- Born: December 15, 1877 Brunswick, Georgia, U.S.
- Died: March 9, 1949 (aged 71) Chicago, Illinois, U.S.
- Resting place: Rosedale Cemetery, Los Angeles, California, U.S.
- Other names: James G. Carter
- Occupation(s): Diplomat, merchant, business manager of a newspaper

= James Garneth Carter =

American diplomat, business manager (1877–1949)

James Garneth Carter (December 15, 1877 – March 9, 1949) was an African American U.S. diplomatic official, merchant, and business manager. Among his diplomatic posts, he served as American consul in Tamatave (now Toamasina), Madagascar and Calais and Bordeaux, France.

== Life and career ==
James Garneth Carter was born on December 15, 1877, in Brunswick, Georgia. In his early life he worked as a tailor, newspaper manager, postal worker, and merchant.

Carter was appointed as a consular official by President Theodore Roosevelt, shortly after Elihu Root's 1906 consular reforms. Carter served as consul in Tamatave (now Toamasina) from 1906 until 1916; in Tananarive (now Antananarivo) from 1916 until 1927; and then in France in Calais from 1927 until 1940; in Bordeaux in 1940. He returned to Madagascar as U.S. Consul General in Tananarive from 1941 until 1942. He declined a posting to Liberia in 1927. He also served in Sivas, Turkey.

He sent samples of Madagascar beans (red, white and red and white) from Madagascar. He reported in the opening of the Madagascar Railway. He also reported on the extent of belting and the effect of tariffs in American belts. He also reported on the island of Reunion.

According to then Assistant Secretary of State for Administration Donald Russell, while Carter was stationed in Calais during the 1940 German invasion of France, instead of retreating with the French he drove a car into German territory, followed the Rhine River upstream and drove into Switzerland.

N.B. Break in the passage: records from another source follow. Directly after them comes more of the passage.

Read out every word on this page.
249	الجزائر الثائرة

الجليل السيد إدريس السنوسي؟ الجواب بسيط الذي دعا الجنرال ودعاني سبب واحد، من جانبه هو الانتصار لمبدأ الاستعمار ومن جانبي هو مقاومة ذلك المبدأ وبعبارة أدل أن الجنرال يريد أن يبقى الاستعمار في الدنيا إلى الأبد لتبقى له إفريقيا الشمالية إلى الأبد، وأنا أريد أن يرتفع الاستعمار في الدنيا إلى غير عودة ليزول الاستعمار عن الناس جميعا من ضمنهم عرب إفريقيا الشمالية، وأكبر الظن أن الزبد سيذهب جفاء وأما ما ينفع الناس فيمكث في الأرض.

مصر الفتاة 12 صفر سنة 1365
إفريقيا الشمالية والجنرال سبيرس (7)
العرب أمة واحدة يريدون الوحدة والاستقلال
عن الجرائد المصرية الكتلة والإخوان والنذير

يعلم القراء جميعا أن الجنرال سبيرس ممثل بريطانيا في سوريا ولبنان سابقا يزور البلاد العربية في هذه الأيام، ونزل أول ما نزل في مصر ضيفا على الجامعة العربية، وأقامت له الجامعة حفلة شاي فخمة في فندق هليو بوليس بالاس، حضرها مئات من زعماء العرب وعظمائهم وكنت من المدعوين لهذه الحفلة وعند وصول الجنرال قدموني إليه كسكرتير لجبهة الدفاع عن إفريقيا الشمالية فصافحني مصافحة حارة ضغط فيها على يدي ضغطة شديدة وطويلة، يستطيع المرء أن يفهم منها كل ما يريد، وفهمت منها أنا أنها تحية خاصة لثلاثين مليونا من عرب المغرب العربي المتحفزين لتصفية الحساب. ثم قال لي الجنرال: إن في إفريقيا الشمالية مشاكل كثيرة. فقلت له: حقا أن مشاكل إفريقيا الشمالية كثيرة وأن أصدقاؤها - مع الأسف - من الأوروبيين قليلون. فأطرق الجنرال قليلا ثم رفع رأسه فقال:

He and his wife had a daughter Hewlett Amelia Carter born on December 24, 1923, at Tananarive in Madagascar.

Carter was a member of the National Negro Business League. In his late life Carter lived in San Francisco.

Carter died on March 9, 1949 in Chicago, while he was traveling. He was interned at Rosedale Cemetery (now Angelus-Rosedale Cemetery) in Los Angeles.